A recent investigation proved just about anyone can get access to our cell phone location for a small fee and even track us on an ongoing basis. The reporter, Joseph Cox, discovered that T-Mobile, Sprint, and AT&T are selling access to their customers’ location data to just about anyone. The buyer can then turn around and track anyone with a phone.
Cox explained how he gave a bounty hunter a test phone number on the T-Mobile network. The bounty hunter used what he calls “a shady service” and bragged about how he could find the location of most any phone in this country. In this test, the bounty hunter was able to contact an associate who was able to locate the phone’s location within a few hundred meters on a Google map.
While tracking is commonly done using apps on a phone, this was done with none of that, just using information originating from these cellular networks that they freely provide for a small fee.
One of the companies they sell to is MicroBilt, which offers debt collection services and writes on its site, “MicroBilt’s suite of recovery and skip tracing tools provide quick, convenient, and current data that help you prioritize and successfully track people down and collect.”
Motherboard’s investigation highlighted the fact that our mobile networks are open for others to access with the cooperation of these three cellular companies and there’s no regulation or oversight from them about who gets access, including bounty hunters, private detectives, ex-spouses, stalkers, and criminals. Motherboard was told by a tipster that he was able to use this service to track his girlfriend.
This is not the first time the problem has been reported. According to Motherboard:
Last year, one location aggregator, LocationSmart, faced harsh criticism for selling data that ultimately ended up in the hands of Securus, a company that provided phone tracking to low-level enforcement without requiring a warrant. LocationSmart also exposed the very data it was selling through a buggy website panel, meaning anyone could geolocate nearly any phone in the United States at a click of a mouse.

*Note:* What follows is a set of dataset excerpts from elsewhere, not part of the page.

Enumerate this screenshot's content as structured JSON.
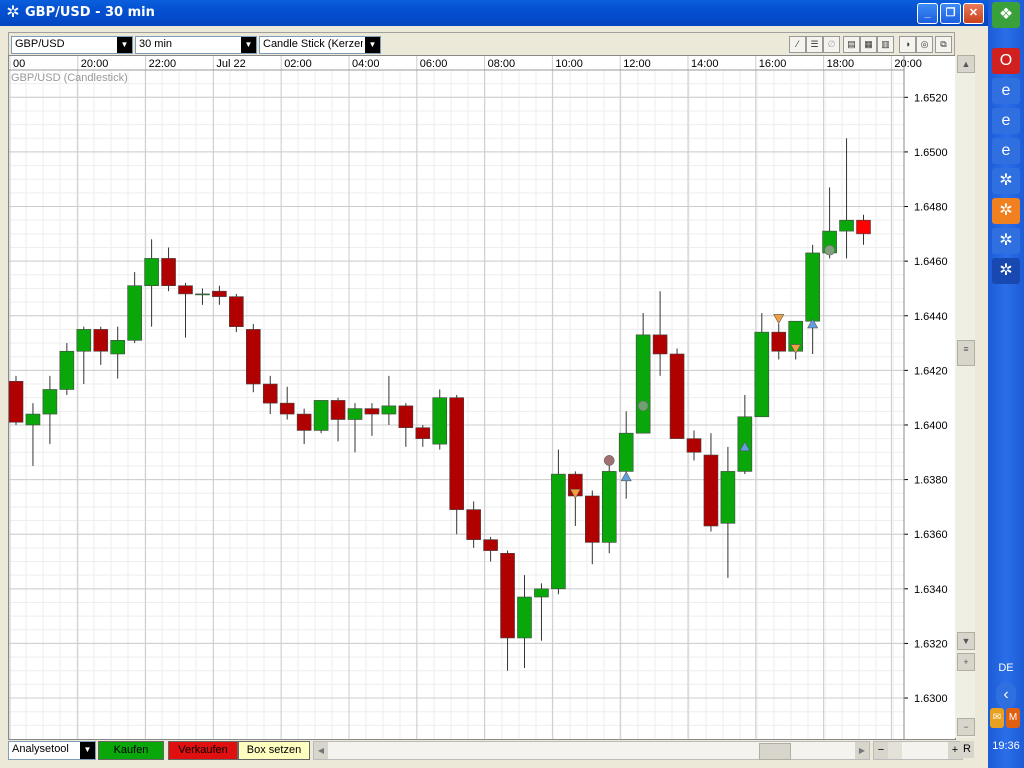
{
  "window": {
    "title": "GBP/USD - 30 min"
  },
  "toolbar": {
    "symbol": "GBP/USD",
    "interval": "30 min",
    "chart_type": "Candle Stick (Kerzen"
  },
  "chart_title": "GBP/USD (Candlestick)",
  "bottom": {
    "analysis": "Analysetool",
    "buy": "Kaufen",
    "sell": "Verkaufen",
    "box": "Box setzen",
    "r": "R"
  },
  "taskbar": {
    "lang": "DE",
    "clock": "19:36"
  },
  "colors": {
    "up": "#0aa70a",
    "down": "#b00000",
    "last": "#ff0000"
  },
  "chart_data": {
    "type": "candlestick",
    "title": "GBP/USD (Candlestick)",
    "time_labels": [
      "00",
      "20:00",
      "22:00",
      "Jul 22",
      "02:00",
      "04:00",
      "06:00",
      "08:00",
      "10:00",
      "12:00",
      "14:00",
      "16:00",
      "18:00",
      "20:00"
    ],
    "y_ticks": [
      "1.6520",
      "1.6500",
      "1.6480",
      "1.6460",
      "1.6440",
      "1.6420",
      "1.6400",
      "1.6380",
      "1.6360",
      "1.6340",
      "1.6320",
      "1.6300"
    ],
    "ylim": [
      1.6285,
      1.653
    ],
    "candles": [
      {
        "o": 1.6416,
        "h": 1.6418,
        "l": 1.64,
        "c": 1.6401
      },
      {
        "o": 1.64,
        "h": 1.6408,
        "l": 1.6385,
        "c": 1.6404
      },
      {
        "o": 1.6404,
        "h": 1.6418,
        "l": 1.6393,
        "c": 1.6413
      },
      {
        "o": 1.6413,
        "h": 1.643,
        "l": 1.6411,
        "c": 1.6427
      },
      {
        "o": 1.6427,
        "h": 1.6436,
        "l": 1.6415,
        "c": 1.6435
      },
      {
        "o": 1.6435,
        "h": 1.6436,
        "l": 1.6422,
        "c": 1.6427
      },
      {
        "o": 1.6426,
        "h": 1.6436,
        "l": 1.6417,
        "c": 1.6431
      },
      {
        "o": 1.6431,
        "h": 1.6456,
        "l": 1.643,
        "c": 1.6451
      },
      {
        "o": 1.6451,
        "h": 1.6468,
        "l": 1.6436,
        "c": 1.6461
      },
      {
        "o": 1.6461,
        "h": 1.6465,
        "l": 1.6449,
        "c": 1.6451
      },
      {
        "o": 1.6451,
        "h": 1.6452,
        "l": 1.6432,
        "c": 1.6448
      },
      {
        "o": 1.6448,
        "h": 1.645,
        "l": 1.6444,
        "c": 1.6448
      },
      {
        "o": 1.6449,
        "h": 1.6451,
        "l": 1.6444,
        "c": 1.6447
      },
      {
        "o": 1.6447,
        "h": 1.6448,
        "l": 1.6434,
        "c": 1.6436
      },
      {
        "o": 1.6435,
        "h": 1.6437,
        "l": 1.6412,
        "c": 1.6415
      },
      {
        "o": 1.6415,
        "h": 1.6418,
        "l": 1.6404,
        "c": 1.6408
      },
      {
        "o": 1.6408,
        "h": 1.6414,
        "l": 1.6402,
        "c": 1.6404
      },
      {
        "o": 1.6404,
        "h": 1.6406,
        "l": 1.6393,
        "c": 1.6398
      },
      {
        "o": 1.6398,
        "h": 1.6409,
        "l": 1.6397,
        "c": 1.6409
      },
      {
        "o": 1.6409,
        "h": 1.641,
        "l": 1.6394,
        "c": 1.6402
      },
      {
        "o": 1.6402,
        "h": 1.6408,
        "l": 1.639,
        "c": 1.6406
      },
      {
        "o": 1.6406,
        "h": 1.6408,
        "l": 1.6396,
        "c": 1.6404
      },
      {
        "o": 1.6404,
        "h": 1.6418,
        "l": 1.64,
        "c": 1.6407
      },
      {
        "o": 1.6407,
        "h": 1.6408,
        "l": 1.6392,
        "c": 1.6399
      },
      {
        "o": 1.6399,
        "h": 1.64,
        "l": 1.6392,
        "c": 1.6395
      },
      {
        "o": 1.6393,
        "h": 1.6413,
        "l": 1.6391,
        "c": 1.641
      },
      {
        "o": 1.641,
        "h": 1.6411,
        "l": 1.636,
        "c": 1.6369
      },
      {
        "o": 1.6369,
        "h": 1.6372,
        "l": 1.6355,
        "c": 1.6358
      },
      {
        "o": 1.6358,
        "h": 1.6359,
        "l": 1.635,
        "c": 1.6354
      },
      {
        "o": 1.6353,
        "h": 1.6354,
        "l": 1.631,
        "c": 1.6322
      },
      {
        "o": 1.6322,
        "h": 1.6345,
        "l": 1.6311,
        "c": 1.6337
      },
      {
        "o": 1.6337,
        "h": 1.6342,
        "l": 1.6321,
        "c": 1.634
      },
      {
        "o": 1.634,
        "h": 1.6391,
        "l": 1.6338,
        "c": 1.6382
      },
      {
        "o": 1.6382,
        "h": 1.6383,
        "l": 1.6363,
        "c": 1.6374
      },
      {
        "o": 1.6374,
        "h": 1.6376,
        "l": 1.6349,
        "c": 1.6357
      },
      {
        "o": 1.6357,
        "h": 1.6389,
        "l": 1.6353,
        "c": 1.6383
      },
      {
        "o": 1.6383,
        "h": 1.6405,
        "l": 1.6373,
        "c": 1.6397
      },
      {
        "o": 1.6397,
        "h": 1.6441,
        "l": 1.6397,
        "c": 1.6433
      },
      {
        "o": 1.6433,
        "h": 1.6449,
        "l": 1.6418,
        "c": 1.6426
      },
      {
        "o": 1.6426,
        "h": 1.6428,
        "l": 1.6396,
        "c": 1.6395
      },
      {
        "o": 1.6395,
        "h": 1.6398,
        "l": 1.6387,
        "c": 1.639
      },
      {
        "o": 1.6389,
        "h": 1.6397,
        "l": 1.6361,
        "c": 1.6363
      },
      {
        "o": 1.6364,
        "h": 1.6392,
        "l": 1.6344,
        "c": 1.6383
      },
      {
        "o": 1.6383,
        "h": 1.6411,
        "l": 1.6382,
        "c": 1.6403
      },
      {
        "o": 1.6403,
        "h": 1.6441,
        "l": 1.6403,
        "c": 1.6434
      },
      {
        "o": 1.6434,
        "h": 1.6437,
        "l": 1.6424,
        "c": 1.6427
      },
      {
        "o": 1.6427,
        "h": 1.6437,
        "l": 1.6424,
        "c": 1.6438
      },
      {
        "o": 1.6438,
        "h": 1.6466,
        "l": 1.6426,
        "c": 1.6463
      },
      {
        "o": 1.6463,
        "h": 1.6487,
        "l": 1.6461,
        "c": 1.6471
      },
      {
        "o": 1.6471,
        "h": 1.6505,
        "l": 1.6461,
        "c": 1.6475
      },
      {
        "o": 1.6475,
        "h": 1.6477,
        "l": 1.6466,
        "c": 1.647
      }
    ],
    "markers": [
      {
        "i": 33,
        "p": 1.6375,
        "kind": "tri-down",
        "color": "#f0a040"
      },
      {
        "i": 35,
        "p": 1.6387,
        "kind": "circle",
        "color": "#a07070"
      },
      {
        "i": 36,
        "p": 1.6381,
        "kind": "tri-up",
        "color": "#60a0e0"
      },
      {
        "i": 37,
        "p": 1.6407,
        "kind": "circle",
        "color": "#70a070"
      },
      {
        "i": 43,
        "p": 1.6392,
        "kind": "tri-up",
        "color": "#60a0e0"
      },
      {
        "i": 45,
        "p": 1.6439,
        "kind": "tri-down",
        "color": "#f0a040"
      },
      {
        "i": 46,
        "p": 1.6428,
        "kind": "tri-down",
        "color": "#f0a040"
      },
      {
        "i": 47,
        "p": 1.6437,
        "kind": "tri-up",
        "color": "#60a0e0"
      },
      {
        "i": 48,
        "p": 1.6464,
        "kind": "circle",
        "color": "#80a080"
      }
    ]
  }
}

The investigation found that numerous companies have access to the phone’s location data through successive sharing and selling. Essentially, it’s a free-for-all. They found that “T-Mobile shares its customers’ location data with an aggregator called Zumigo, which shares information with Microbilt. Microbilt then shared that data with a customer using its mobile phone tracking product. The bounty hunter then shared this information with a bail industry source, who shared it with Motherboard.”
Unauthorized tracking was a big issue last year when The New York Times and Senator Ron Wyden (D-Ore.) disclosed details of how Securus provided geolocation services, as noted above, without a warrant. At that time the cellular companies said they were taking extra measures to ensure their customers’ data would not be abused again. Verizon announced it would limit data access to companies not using it for legitimate purposes. T-Mobile, Sprint, and AT&T made similar promises.
T-Mobile’s CEO John Legere tweeted last June, “I’ve personally evaluated this issue & have pledged that @tmobile will not sell customer location data to shady middlemen.” I guess that means he’ll just sell to non-shady middlemen.